- Na stole były spore pieniądze, z Rosjanami licytować się nie będziemy - mówił o oświadczeniu Georga Grozera na temat opuszczenia ekipy mistrza Polski, prezes Asseco Poland, Adam Góral. Rzeczywiście, oferta jaką rosyjski Lokomotiw Biełgorod złożył atakującemu jest dość wysoka, biorąc pod uwagę dotąd wyznaczone siatkarskie standardy. Nieoficjalnie mówi się o ponad 400 tys. euro za sezon, jakie niemiecki bombardier zarobi w Rosji.
Kolejnym przykładem na to, iż w siatkówce pieniądze grają niemałą rolę jest transfer kubańskiego przyjmującego, Osmany Juantoreny do zespołu mistrza Europy, Zenitu Kazań. Mówi się, że rosyjska potęga zaproponowała siatkarzowi 1 mln euro (!) za sezon reprezentowania ich barw. Dodatkowo zapłaciła drugie tyle odstępnego Trentino Volley, z którym Kubańczyk miał jeszcze ważny kontrakt.
Bartosz Kurek długo nie mógł się zdecydować na swoje przenosiny do Dynamo Moskwy. Nic jednak dziwnego, że w końcu wybrał ofertę z Superligi. - Kurek wybrał Rosję ponieważ poza większymi pieniędzmi od innych lig, tamtejsza ekstraklasa z roku na rok jest coraz lepsza i daje olbrzymie możliwości na rozwój - argumentuje przenosiny przyjmującego jego menadżer, Ryszard Bosek. Mówi się o tym, iż polski siatkarz ma zarabiać w Moskwie 700 tys. euro. Jednak możliwa jest tu znacznie większa kwota. Partnerem Kurka na przyjęciu, będzie prawdopodobnie kolejny skuszony petrodolarami, Amerykanin Matthew Anderson.
Kolejnym zawodnikiem, który wybrał Rosję, jest reprezentacyjny rozgrywający Łukasz Żygadło. Siatkarz przenosi się do Fakiełu Nowyj Urengoj. Po przekątnej będzie tam grał z gwiazdą reprezentacji Brazylii Leandro Vissotto, który jeszcze w tym sezonie bronił barw włoskiego Cuneo.

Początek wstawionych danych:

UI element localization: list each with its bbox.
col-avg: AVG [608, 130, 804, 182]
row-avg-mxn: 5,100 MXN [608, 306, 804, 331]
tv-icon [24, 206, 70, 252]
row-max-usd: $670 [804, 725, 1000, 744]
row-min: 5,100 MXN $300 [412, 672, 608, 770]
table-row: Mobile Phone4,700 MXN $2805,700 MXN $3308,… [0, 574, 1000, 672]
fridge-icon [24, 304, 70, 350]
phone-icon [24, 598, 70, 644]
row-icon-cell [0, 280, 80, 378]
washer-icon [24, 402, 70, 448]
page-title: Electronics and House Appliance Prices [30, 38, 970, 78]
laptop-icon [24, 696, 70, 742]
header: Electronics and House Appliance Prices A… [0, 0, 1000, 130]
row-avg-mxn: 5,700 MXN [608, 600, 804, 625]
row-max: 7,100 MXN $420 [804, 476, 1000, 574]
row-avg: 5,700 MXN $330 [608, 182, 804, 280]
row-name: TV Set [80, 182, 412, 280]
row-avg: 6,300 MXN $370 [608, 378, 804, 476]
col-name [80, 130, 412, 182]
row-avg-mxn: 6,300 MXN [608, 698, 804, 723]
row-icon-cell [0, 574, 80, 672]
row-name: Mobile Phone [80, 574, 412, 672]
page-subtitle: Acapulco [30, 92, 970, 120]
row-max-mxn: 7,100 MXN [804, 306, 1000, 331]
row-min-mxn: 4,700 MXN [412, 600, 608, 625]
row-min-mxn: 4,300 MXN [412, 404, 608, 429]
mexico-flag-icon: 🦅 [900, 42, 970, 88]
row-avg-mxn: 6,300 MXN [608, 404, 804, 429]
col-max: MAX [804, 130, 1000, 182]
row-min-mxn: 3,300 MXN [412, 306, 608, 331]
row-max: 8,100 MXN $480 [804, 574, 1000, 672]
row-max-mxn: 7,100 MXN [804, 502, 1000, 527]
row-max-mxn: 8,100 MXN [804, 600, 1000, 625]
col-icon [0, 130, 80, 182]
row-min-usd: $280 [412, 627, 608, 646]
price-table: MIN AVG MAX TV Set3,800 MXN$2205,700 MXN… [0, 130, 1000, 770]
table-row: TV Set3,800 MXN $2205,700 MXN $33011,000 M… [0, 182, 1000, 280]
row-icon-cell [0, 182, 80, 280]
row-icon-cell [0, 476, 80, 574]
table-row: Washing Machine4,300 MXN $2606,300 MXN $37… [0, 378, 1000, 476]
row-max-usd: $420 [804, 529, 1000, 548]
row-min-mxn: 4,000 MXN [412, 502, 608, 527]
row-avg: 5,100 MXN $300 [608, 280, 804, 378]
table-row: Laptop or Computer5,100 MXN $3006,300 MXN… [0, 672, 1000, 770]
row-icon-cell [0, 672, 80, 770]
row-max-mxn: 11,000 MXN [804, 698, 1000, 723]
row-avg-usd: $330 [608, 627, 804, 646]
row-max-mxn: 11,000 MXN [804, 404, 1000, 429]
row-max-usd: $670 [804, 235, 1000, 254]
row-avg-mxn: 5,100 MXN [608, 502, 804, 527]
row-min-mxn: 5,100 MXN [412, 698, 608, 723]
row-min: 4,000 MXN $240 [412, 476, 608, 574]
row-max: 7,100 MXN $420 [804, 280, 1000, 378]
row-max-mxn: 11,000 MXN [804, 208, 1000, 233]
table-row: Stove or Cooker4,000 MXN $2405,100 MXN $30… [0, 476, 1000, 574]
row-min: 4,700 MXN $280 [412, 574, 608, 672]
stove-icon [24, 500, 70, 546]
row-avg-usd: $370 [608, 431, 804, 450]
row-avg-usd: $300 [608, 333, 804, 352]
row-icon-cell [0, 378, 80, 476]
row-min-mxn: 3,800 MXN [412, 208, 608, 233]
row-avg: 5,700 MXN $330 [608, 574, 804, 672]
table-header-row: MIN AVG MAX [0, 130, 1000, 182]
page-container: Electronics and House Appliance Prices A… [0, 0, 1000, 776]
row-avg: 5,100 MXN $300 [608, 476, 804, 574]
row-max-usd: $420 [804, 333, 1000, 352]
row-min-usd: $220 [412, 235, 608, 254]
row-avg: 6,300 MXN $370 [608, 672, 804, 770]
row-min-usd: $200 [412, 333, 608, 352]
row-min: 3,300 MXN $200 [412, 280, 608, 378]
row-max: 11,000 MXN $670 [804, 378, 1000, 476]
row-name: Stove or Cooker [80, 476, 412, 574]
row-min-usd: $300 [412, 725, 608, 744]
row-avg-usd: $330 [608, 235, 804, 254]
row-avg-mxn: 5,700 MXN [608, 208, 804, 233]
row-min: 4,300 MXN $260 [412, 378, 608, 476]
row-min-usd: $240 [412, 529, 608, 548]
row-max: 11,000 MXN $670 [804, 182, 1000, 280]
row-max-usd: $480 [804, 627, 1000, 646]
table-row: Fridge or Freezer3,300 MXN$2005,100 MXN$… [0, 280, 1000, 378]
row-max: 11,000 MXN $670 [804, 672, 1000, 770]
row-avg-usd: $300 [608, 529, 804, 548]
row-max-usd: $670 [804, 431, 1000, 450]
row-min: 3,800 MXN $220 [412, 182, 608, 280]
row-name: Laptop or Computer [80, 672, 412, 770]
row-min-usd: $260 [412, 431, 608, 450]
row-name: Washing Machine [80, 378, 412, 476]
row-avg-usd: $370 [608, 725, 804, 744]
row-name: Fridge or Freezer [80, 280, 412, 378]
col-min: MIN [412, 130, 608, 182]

Jednak to nie wszystko. W tym sezonie rosyjskie kluby prezentować będą jeszcze inne znane na całym świecie nazwiska. Fiński rozgrywający Mikko Esko, znani z występów w Polsce Rafael Redwitz i atakujący Mikko Oivanen, przyjmujący Facundo Conte to tylko nieliczne indywidualności, których skusiły wielkie pieniądze. Na tym prawdopodobnie rosyjska ekstraliga nie poprzestanie. Jej kluby dysponują coraz większymi pieniędzmi, a jedyną granicą, która powstrzymuje ich przed całkowitym rozbiorem innych lig, jest limit dwóch obcokrajowców. Ostatnio mówi się jednak, że rosyjska federacja zamierza go powiększyć. Cóż… Nam zostaje tylko czekać z wiarą w to, że za parę lat ciągle będziemy oglądać polskie i włoskie zespoły w światowej czołówce.